What makes you say this? From the sample I've seen, Rust programs are far more diligent about handling errors (not panicking: either returning error or handling it explicitly) than C or Go programs due to the nature of wrapped types like Option<T> and Result<T, E>. You can't escape handling the error, and panicking potential is very easy to see and lint against with clippy in the code.
It's not like there's not exceptions in Rust though. The error handling is thorough to a fault when it's used. Unwrap is just a shortcut to say "I know there might be bad input, I don't want to handle it right now, just let me do it and I'll accept the panic."
The ideas of Rust weren’t new when Rust was developed. The actual integration into a new programming language beyond experimental status was, and the combination with ML-style functional programming.

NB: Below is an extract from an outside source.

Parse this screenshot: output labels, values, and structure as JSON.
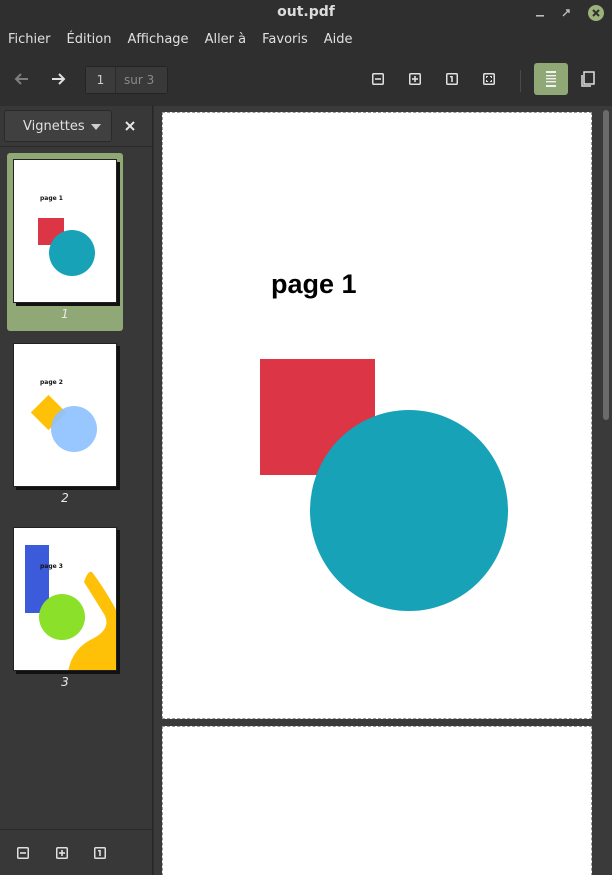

The differences are they are actually meant to be used for exceptional situations ("assert violated => there's a bug in this program" or "out of memory, catastrophic runtime situation") and they are not typed (rather, the panic holds a type erased payload).
Other than that, it performs unwinding without UB, and is catchable[0]. I'm not seeing the technical difference?
[0]: https://doc.rust-lang.org/std/panic/fn.catch_unwind.html
Nevertheless a long living application like, e.g., a webserver will catch panics coming from its subtasks (e.g., its request handlers) via catch_unwind
You're not wrong but you chose a hilarious example. Unwrap's entire purpose is to turn unhandled errors into panics!
Array indexing, arithmetic (with overflow-checks enabled), and slicing are examples where it's not so obvious there be panic dragons. Library code does sometimes panic in cases of truly unrecoverable errors also.